Ana Carolina Ribeiro Moura Ludovico, Guarda de Segunda Classe com 24 anos de profissão, aponta ainda a contribuição das mulheres no atendimento à população, especialmente pela capacidade de escuta e atenção às pessoas.
Uma Guarda em transformação
As diferentes trajetórias ajudam a contar uma mesma história: a de uma instituição que mudou junto com Araçatuba. Das rondas a pé e a cavalo realizadas pelos 20 integrantes de 1949 ao patrulhamento especializado dos dias atuais, a Guarda ampliou seu efetivo, suas atribuições e sua estrutura. A corporação também passou a investir continuamente em capacitação e equipamentos para responder a uma realidade mais complexa.
Para o secretário municipal de Segurança Pública e Mobilidade Urbana, Júlio César dos Santos, os 77 anos representam justamente essa capacidade de adaptação. “Os 77 anos da Guarda Municipal são a prova de que uma instituição pública pode se transformar sem perder sua essência. Seguimos investindo em preparo técnico, equipamento e pessoas, porque é isso que a cidade espera de quem se compromete a protegê-la”, declarou.
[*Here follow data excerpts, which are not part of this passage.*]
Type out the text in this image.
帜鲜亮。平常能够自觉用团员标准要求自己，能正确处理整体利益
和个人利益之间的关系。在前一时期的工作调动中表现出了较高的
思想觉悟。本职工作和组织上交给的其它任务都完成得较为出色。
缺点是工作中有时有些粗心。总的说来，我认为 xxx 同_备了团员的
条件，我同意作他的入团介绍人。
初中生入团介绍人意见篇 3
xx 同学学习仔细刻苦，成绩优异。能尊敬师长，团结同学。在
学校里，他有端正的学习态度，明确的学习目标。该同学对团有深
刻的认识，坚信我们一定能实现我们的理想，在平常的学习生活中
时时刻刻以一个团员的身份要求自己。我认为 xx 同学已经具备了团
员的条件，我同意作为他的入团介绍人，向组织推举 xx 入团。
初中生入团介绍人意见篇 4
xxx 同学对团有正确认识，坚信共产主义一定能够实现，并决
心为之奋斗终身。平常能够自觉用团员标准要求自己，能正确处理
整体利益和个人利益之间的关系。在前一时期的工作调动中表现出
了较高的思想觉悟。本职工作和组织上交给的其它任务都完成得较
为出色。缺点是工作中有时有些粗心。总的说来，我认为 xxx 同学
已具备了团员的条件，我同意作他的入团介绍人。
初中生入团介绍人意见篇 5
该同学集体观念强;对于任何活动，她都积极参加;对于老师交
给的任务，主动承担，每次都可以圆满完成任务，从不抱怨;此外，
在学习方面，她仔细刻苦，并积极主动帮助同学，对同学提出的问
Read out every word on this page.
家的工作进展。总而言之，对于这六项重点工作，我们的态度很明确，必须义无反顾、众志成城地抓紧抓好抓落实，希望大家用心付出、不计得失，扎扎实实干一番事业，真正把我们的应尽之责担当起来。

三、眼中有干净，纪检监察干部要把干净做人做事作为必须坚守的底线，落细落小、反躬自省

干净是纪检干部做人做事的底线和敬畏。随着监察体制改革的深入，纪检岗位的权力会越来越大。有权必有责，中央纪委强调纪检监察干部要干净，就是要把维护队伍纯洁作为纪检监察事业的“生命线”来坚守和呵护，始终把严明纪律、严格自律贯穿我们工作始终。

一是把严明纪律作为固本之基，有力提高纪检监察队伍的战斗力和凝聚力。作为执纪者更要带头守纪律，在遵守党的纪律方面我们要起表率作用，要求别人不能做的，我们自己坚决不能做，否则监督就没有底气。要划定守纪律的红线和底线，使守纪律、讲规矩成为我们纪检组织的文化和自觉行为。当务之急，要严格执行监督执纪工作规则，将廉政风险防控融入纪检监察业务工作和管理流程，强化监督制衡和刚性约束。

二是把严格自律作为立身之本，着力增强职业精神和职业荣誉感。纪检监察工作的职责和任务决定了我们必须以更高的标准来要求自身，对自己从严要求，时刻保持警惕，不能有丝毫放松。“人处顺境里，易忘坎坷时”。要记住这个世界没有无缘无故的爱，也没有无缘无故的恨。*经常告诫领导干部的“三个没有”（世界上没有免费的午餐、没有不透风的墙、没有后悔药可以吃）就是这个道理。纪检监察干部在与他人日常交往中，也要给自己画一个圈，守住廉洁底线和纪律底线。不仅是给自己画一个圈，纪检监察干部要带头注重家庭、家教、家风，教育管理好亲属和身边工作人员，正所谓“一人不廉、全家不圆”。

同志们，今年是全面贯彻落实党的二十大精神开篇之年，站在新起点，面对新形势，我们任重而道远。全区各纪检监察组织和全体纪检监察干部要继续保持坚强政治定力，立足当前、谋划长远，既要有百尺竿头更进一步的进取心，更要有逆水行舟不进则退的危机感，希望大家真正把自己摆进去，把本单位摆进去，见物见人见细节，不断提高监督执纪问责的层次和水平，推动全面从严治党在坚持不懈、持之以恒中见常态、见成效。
Aos 77 anos, a Guarda Civil Municipal reúne profissionais com diferentes tempos de carreira, experiências e funções. Entre eles estão aqueles que acompanharam décadas de mudanças e os que chegaram mais recentemente para integrar uma estrutura que continua em transformação.
A primeira mulher no comando geral é parte desse processo. Assim como os 20 homens que iniciaram a história da corporação, os guardas que hoje estão nas ruas também ajudam a escrever o próximo capítulo da instituição.